Защелкала печатная машинка, а выражение лица секретаря стало еще более недовольным.

– …слабый к деструкции… активный целительский профиль… уровень… напиши пока базовый плюс, – велела женщина. – С высоким потенциалом роста.

Слушать было приятно.

– Теоретическая подготовка слабая. Рекомендую к зачислению на нулевой курс с последующим переходом на целительский факультет, – она поднялась. – Документы вам выдадут в ректорате.

Я удостоилась очередного презрительного взгляда.

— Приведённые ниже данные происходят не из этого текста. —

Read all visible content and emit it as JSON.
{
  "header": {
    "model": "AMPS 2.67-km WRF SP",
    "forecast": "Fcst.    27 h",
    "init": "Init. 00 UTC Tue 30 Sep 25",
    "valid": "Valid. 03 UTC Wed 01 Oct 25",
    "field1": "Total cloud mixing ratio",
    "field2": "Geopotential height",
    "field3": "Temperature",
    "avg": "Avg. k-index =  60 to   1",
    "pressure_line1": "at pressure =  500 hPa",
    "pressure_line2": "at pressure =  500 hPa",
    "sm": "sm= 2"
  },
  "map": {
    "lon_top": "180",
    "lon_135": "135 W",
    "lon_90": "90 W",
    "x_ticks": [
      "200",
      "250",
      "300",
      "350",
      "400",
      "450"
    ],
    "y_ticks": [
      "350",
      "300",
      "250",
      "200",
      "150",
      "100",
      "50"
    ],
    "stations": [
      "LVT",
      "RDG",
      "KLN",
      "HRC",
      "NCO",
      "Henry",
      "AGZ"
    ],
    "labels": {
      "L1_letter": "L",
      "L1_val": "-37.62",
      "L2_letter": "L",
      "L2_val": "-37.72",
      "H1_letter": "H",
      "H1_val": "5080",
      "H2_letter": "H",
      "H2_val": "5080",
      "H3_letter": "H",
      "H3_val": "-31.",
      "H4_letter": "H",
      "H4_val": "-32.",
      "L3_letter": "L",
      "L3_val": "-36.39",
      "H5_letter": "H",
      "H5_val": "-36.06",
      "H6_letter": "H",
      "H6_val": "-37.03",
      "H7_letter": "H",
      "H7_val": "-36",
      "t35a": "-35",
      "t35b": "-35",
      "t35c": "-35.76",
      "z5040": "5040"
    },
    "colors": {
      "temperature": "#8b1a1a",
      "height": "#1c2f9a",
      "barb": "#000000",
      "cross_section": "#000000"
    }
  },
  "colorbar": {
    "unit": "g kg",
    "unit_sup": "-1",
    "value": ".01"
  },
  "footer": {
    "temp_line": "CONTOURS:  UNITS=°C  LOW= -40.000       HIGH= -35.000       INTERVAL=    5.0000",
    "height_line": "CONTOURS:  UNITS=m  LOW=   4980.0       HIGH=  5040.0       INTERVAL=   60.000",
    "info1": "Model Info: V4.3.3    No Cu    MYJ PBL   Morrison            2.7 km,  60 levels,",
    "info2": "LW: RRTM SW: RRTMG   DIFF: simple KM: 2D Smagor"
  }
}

Женщина же, помяв пальцами переносицу – а та была внушительна и клюваста, – продолжила:

– Настоятельно рекомендую не пропускать занятия, поскольку в случае вашей неуспеваемости мы имеем полное право отказать вам в зачислении, несмотря на оплату. – Фразу эту длинную, казенно-выверенную, она произнесла на одном дыхании. Видать, не впервой приходилось говорить.

И я кивнула.

Тихо произнесла:

– Спасибо, леди…

Секретарь скривился, а толстяк, вытащив из носа длинную полупрозрачную соплю, вытер ее о край стола и заметил:

– Леди тут не ходят… леди по домам сидят, деток нянчат.

Ну и дуры, что тут скажешь.

Сердце ухало.

Приняли.

Пусть на подготовительные курсы, но, положа руку на сердце, так даже лучше. Я не потяну учебу, ничего не зная ни о мире, ни о магии. А тут…

Я поежилась.

А тощий махнул рукой, мол, вас больше тут не держат, милочка. Можете быть свободны.

В коридоре пахло булочками и еще, пожалуй, прогорклым маслом. Было тихо. Сумрачно и прохладно. Чем-то наш институт напоминает.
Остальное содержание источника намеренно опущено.